Es conocida, también, la segunda parte del texto de Marx antes citado: “Se necesita la abolición de la religión entendida como felicidad ilusoria del pueblo para que pueda darse su felicidad real. La exigencia de renunciar a las ilusiones sobre su condición es la exigencia de renunciar a una condición que necesita de ilusiones. La crítica de la religión es, por lo tanto, en germen, la crítica del valle de lágrimas, cuyo halo lo constituye la religión”. Es esta conclusión deudora, quizás, de otra gran ilusión, esta vez propia de la modernidad, aquella que supone que, siguiendo los caminos de la razón crítica, finalmente los seres humanos, en este caso los oprimidos, lograrán liberarse de esa “felicidad ilusoria” superando, ahora sí, toda necesidad de ilusión.
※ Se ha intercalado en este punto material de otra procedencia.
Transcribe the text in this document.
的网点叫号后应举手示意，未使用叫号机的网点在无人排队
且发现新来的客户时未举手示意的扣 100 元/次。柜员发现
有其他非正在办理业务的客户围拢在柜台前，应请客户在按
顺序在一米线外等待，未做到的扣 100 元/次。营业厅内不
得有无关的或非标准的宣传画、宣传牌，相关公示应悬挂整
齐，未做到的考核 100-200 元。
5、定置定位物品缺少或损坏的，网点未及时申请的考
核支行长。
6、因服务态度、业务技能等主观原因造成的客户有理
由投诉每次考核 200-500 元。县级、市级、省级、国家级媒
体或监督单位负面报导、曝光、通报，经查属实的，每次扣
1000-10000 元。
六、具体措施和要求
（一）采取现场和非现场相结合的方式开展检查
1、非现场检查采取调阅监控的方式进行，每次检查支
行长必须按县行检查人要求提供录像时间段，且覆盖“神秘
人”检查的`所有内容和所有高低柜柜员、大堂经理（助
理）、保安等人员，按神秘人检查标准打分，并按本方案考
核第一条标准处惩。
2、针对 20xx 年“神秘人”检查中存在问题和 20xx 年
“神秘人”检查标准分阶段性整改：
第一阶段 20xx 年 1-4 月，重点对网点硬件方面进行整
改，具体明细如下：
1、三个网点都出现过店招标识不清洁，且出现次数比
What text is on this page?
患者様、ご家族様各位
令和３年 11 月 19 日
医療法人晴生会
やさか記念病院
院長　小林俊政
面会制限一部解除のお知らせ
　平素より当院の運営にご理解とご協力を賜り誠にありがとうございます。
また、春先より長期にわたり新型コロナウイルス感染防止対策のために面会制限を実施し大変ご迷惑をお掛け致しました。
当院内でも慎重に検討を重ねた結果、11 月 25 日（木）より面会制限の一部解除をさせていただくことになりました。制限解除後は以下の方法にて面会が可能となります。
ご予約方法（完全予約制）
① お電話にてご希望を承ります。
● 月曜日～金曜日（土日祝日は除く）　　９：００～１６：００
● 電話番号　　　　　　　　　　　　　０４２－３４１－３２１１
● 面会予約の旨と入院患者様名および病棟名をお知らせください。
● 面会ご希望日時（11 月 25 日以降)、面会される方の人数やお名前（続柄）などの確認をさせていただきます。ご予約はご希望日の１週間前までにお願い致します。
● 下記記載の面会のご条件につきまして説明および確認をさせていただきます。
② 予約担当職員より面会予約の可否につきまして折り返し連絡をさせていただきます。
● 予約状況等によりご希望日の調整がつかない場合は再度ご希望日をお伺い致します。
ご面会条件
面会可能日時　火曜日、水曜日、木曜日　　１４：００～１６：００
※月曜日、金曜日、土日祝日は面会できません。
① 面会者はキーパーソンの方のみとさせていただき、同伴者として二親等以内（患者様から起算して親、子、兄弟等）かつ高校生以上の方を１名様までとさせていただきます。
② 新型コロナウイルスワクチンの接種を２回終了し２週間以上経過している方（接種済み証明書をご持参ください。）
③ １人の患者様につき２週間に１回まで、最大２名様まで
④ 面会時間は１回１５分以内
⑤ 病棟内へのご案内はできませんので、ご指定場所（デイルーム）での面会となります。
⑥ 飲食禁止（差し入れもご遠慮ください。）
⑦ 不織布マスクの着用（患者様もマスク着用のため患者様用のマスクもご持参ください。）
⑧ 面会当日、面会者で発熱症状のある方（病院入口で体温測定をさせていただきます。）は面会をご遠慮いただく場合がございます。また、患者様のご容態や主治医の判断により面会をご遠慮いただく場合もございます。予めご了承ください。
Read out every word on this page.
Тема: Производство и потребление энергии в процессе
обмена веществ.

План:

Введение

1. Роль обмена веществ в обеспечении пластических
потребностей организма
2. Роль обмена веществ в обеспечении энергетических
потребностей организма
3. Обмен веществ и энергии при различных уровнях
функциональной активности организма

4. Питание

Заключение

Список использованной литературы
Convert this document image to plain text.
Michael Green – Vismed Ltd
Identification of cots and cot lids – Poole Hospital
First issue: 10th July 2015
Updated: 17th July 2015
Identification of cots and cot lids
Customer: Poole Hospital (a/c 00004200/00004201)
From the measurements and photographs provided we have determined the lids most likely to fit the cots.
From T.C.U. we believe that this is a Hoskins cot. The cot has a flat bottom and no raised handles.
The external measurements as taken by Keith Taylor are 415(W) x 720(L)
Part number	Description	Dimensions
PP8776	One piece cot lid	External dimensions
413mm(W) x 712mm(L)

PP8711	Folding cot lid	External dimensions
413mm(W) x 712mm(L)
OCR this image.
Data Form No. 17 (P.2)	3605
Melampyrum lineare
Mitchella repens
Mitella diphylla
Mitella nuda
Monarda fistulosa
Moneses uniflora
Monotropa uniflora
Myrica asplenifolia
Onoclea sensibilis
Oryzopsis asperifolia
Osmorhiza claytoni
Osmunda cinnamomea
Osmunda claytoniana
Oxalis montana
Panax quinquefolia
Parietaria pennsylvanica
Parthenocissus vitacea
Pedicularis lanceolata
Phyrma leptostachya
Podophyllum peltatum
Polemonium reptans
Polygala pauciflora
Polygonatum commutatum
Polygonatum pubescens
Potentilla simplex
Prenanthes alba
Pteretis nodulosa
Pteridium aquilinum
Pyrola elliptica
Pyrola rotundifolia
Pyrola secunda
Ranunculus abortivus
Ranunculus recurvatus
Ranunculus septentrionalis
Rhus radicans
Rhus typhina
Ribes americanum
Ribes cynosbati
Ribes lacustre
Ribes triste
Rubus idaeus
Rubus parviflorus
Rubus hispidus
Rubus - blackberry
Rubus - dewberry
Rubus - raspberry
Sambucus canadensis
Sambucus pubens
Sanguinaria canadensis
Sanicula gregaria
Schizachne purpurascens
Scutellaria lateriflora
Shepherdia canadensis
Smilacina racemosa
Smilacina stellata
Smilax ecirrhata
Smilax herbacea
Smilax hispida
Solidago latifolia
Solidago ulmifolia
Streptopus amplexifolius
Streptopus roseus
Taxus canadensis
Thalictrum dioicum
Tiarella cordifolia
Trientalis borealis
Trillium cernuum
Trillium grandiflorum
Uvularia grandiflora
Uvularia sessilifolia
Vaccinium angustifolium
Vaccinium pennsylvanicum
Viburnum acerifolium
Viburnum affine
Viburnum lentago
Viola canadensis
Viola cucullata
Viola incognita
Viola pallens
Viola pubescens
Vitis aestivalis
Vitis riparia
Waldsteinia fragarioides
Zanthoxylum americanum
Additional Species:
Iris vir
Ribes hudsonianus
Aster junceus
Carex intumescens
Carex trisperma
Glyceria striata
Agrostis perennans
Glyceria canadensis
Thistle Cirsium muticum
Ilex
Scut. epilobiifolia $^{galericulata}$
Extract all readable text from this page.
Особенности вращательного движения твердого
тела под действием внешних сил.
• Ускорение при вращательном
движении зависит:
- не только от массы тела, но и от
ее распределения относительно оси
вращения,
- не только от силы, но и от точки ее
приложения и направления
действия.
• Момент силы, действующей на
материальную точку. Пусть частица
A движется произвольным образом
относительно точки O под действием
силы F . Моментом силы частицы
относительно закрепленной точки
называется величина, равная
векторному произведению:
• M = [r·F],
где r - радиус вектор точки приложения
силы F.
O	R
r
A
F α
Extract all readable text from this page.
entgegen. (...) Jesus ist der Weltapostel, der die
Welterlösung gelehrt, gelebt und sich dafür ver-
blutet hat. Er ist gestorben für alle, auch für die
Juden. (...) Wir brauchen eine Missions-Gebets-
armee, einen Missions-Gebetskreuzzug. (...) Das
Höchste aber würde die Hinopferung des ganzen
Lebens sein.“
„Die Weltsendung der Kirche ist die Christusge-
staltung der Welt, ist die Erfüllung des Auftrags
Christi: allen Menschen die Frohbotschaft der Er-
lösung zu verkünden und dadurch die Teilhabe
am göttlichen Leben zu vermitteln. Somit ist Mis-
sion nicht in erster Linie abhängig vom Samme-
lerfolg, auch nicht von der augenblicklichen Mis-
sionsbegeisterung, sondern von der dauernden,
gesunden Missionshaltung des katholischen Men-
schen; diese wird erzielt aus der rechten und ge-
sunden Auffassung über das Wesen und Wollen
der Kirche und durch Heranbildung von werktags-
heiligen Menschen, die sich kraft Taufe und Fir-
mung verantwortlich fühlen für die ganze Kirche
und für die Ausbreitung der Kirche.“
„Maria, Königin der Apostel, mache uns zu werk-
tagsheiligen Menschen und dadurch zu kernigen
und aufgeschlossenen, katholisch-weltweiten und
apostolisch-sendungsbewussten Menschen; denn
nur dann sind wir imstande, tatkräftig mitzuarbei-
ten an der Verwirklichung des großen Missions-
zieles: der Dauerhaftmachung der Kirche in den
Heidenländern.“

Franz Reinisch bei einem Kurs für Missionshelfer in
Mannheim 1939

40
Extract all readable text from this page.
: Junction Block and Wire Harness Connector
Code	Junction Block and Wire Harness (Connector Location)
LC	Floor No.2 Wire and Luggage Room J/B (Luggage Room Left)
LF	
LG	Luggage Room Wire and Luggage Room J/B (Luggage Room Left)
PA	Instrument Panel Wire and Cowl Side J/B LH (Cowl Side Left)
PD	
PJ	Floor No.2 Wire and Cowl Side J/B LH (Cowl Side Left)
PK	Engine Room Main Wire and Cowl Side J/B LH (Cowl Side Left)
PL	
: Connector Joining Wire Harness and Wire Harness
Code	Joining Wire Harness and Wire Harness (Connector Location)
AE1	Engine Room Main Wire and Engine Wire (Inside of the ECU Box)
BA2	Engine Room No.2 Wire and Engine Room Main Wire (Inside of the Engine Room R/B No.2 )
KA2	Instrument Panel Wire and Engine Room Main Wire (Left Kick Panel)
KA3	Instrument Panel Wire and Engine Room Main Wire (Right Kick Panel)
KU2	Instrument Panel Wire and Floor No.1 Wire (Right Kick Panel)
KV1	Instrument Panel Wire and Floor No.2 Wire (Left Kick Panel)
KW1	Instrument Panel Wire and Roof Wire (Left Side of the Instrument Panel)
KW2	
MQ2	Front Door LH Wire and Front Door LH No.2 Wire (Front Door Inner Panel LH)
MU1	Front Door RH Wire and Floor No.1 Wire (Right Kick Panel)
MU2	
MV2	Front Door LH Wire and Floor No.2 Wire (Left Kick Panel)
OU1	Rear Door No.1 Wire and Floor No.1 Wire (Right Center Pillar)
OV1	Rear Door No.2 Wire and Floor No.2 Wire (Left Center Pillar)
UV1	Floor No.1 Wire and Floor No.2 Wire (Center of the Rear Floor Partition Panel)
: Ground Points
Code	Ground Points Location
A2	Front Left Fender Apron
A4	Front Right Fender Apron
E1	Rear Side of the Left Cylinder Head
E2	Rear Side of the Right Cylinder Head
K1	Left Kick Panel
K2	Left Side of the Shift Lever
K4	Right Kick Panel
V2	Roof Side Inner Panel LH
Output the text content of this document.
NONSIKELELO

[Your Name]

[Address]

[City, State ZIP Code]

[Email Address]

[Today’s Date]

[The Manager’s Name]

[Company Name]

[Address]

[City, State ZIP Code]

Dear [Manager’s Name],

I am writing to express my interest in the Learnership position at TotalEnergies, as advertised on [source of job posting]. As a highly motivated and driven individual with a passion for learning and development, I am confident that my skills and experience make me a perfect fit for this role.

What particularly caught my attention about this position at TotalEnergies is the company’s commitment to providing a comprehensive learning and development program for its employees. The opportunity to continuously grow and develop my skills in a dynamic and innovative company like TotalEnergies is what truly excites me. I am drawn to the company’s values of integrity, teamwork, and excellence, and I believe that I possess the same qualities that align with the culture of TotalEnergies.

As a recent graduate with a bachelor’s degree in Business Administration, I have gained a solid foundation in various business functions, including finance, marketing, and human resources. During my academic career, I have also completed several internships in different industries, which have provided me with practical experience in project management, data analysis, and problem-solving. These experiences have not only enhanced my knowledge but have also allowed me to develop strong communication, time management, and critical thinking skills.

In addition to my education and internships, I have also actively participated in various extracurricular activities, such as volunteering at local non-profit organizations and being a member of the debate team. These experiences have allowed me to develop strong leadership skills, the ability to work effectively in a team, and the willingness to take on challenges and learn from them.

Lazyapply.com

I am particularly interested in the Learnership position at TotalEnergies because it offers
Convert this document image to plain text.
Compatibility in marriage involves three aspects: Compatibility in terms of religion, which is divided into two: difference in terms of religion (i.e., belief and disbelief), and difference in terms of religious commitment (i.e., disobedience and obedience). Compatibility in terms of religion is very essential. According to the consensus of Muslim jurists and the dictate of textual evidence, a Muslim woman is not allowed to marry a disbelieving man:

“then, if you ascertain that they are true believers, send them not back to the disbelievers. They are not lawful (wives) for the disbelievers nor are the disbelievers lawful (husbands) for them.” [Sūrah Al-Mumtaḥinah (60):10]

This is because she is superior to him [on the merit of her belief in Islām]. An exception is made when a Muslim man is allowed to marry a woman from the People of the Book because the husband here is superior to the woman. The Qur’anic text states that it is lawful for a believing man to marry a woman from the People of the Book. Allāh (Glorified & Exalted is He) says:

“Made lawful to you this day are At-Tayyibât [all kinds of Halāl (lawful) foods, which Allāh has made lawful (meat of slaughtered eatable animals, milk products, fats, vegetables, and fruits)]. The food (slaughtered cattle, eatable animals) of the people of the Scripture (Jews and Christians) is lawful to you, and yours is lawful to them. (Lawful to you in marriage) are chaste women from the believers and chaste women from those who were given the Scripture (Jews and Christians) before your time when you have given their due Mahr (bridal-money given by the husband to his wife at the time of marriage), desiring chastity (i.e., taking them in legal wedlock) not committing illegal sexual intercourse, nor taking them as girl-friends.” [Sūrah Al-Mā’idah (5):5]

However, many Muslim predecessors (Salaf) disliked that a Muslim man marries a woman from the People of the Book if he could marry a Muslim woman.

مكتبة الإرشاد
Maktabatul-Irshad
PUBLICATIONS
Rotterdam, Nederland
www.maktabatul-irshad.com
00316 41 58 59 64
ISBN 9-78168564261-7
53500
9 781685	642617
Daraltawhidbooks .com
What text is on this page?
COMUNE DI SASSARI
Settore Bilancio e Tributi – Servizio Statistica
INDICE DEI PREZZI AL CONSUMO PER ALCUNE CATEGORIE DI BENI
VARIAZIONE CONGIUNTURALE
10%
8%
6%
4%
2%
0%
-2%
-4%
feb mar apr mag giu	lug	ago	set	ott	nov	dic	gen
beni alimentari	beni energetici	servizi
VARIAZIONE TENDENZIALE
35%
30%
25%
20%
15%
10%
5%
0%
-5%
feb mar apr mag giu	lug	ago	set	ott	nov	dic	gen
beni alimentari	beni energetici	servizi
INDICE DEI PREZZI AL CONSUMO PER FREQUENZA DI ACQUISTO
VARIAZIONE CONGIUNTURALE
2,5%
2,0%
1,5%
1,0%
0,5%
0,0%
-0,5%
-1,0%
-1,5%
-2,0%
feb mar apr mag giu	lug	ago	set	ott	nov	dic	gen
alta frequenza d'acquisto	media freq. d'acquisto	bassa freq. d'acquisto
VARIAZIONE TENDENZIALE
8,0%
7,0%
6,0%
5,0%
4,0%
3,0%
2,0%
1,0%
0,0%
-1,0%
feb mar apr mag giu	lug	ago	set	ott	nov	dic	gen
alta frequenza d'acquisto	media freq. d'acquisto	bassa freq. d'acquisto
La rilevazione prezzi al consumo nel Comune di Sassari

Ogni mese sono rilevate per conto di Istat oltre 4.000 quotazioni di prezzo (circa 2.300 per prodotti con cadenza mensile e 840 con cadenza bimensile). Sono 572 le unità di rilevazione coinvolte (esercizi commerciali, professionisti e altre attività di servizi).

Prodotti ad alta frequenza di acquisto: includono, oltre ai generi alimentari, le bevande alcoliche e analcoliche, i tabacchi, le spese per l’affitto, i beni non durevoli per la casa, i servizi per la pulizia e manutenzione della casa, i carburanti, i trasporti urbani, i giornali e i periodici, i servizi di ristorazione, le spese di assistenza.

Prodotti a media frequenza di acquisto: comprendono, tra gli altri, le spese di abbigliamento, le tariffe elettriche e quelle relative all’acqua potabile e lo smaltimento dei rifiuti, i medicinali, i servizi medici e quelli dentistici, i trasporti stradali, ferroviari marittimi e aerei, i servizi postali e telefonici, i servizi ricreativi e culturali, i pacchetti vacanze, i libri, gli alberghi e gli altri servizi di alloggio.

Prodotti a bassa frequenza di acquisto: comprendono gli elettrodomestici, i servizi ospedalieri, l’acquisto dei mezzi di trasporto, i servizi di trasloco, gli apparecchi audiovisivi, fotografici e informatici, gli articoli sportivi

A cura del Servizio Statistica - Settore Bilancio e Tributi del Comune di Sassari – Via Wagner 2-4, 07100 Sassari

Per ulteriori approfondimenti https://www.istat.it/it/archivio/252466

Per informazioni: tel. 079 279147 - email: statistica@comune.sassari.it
En todo caso, la religión, la creencia y la fe han demostrado que son algo más que fantasía e ilusión del mismo modo que su supuesta antagonista, la razón autónoma, no ha podido avanzar hacia la emancipación. Bergoglio, que ahora es Francisco, sabe que mientras siga existiendo “el valle de lágrimas” seguirá funcionando la máquina de crear ilusiones. Y sus críticos también tendrán que comprender que sin ellas la vida es triste, seca, dolorosa y muy difícil de ser vivida por los que sólo tienen, junto con su pobreza, un puñado de ilusiones.
 
Fuente: Revista Veintitrés.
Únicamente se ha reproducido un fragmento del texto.